The city of Fremont has been focusing on planting native trees, which are more climate-ready, and planting the right tree in the right location. The city’s public tree inventory includes 510 species; the most common species in the city are Chinese pistache (7%), common crapemyrtle (6%) and liquidambar (6%).
Community engagement is critical to the success of the urban forest management plan since many public trees are on private land and thus need to be maintained by the landowners. That can be empowering for residents, but also present issues, Ossola said. Research done in Australia found people have a tendency to chop down trees that shade their roofs when installing solar panels.
“This is not a sustainable option,” Ossola said. “We need to find better solutions to allow both solar panels and trees to do their jobs in our urban landscape.”
Kassan said she receives complaints from people in the community about trees’ roots tearing up the sidewalk and, while there are ways to prevent that from happening when initially planting the trees, staff should look into what can be done in the areas where trees are already planted.
“Listen to what the complaints are,” Kassan said. “Why are people illegally taking down street trees? How do we enforce the rules around street trees, but also make it something that people don’t feel as much of a need to do because there’s a way they can deal with a tree that they feel is unsafe or causing problems.”
Planning history and next steps
The city of Fremont initially received an $860,000 grant from Cal Fire in 2019, which Tara Bhuthimethee, the city’s landscape architect, said was used primarily to transition the city from a paper-based system of tree management to an electronic one. That included creating an inventory of all the public trees in the city, which can be navigated on the city’s TreePlotter website, and developing the urban forest management plan.
Some of those funds were used to plant 85 trees in disadvantaged communities and 338 trees were planted more broadly with the help of community group Urban Forest Friends. The city also established a new urban forester position to oversee the implementation of the plan, but the person who was hired almost a year ago recently left the city, leaving the position vacant once again.
The city received a second grant from Cal Fire for $850,000 during the past year that will go toward removing 318 dead and dying trees, planting 1,000 more public trees, creating a community tree stewardship program and community urban forest education program, establishing an urban forester training program, and more. Much of that work is expected to be done by the next urban forester.

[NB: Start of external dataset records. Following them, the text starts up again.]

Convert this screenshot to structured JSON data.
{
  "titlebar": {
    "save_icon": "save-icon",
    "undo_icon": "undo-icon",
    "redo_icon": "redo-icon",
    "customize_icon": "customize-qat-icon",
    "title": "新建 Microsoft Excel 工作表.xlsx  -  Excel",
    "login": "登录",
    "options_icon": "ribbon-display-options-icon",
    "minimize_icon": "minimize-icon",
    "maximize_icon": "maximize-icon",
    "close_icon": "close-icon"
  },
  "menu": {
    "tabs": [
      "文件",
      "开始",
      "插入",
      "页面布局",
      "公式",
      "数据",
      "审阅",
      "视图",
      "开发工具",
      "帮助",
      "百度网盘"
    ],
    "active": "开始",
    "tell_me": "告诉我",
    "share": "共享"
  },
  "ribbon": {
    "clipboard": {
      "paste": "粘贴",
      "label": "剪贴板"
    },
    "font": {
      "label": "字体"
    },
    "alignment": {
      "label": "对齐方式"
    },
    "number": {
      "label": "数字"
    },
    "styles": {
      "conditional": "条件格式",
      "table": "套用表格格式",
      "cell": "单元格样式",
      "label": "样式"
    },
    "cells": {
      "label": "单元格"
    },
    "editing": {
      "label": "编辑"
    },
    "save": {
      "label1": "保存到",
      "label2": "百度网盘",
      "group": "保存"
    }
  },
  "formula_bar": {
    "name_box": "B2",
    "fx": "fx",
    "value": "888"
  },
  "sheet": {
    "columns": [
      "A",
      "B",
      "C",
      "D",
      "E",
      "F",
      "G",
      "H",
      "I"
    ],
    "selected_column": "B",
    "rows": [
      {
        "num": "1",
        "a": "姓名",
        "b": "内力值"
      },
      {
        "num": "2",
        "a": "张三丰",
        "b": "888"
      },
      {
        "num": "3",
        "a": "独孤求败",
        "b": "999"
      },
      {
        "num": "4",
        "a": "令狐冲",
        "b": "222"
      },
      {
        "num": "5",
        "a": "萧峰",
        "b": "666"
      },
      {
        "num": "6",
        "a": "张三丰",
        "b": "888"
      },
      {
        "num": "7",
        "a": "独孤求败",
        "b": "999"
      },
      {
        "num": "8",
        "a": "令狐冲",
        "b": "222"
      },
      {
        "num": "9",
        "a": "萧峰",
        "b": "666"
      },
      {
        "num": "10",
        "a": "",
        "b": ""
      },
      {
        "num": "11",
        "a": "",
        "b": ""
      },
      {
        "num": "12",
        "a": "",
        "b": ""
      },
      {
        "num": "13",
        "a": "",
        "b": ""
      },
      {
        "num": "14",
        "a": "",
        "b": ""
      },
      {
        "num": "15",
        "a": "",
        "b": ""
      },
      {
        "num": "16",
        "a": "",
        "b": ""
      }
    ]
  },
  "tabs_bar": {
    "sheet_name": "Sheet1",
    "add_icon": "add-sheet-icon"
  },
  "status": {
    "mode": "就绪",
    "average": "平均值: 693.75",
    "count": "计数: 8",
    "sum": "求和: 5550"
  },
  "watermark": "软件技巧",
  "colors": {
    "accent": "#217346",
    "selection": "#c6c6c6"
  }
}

Godfrey said his biggest concern is that the city does not have an urban forester already hired and “it looks like it’s going to be more than a half year” to hire somebody to fill the role.
“It’s so critical,” Godfrey said, “and you have a timeline.”
Ravenstad agreed hiring an urban forester is essential for moving the plan forward, “and once that position’s back in place, all the volunteer programs can start again.”
“I think in the next year, you’re going to see a lot happen,” Ravenstad said.
The draft plan is expected to come back to the Recreation Commission, which acts as the Tree Advisory Working Group, for an initial public hearing. At a subsequent meeting, the commission will decide whether to recommend if the Fremont City Council should adopt the plan. The City Council’s decision is expected in April.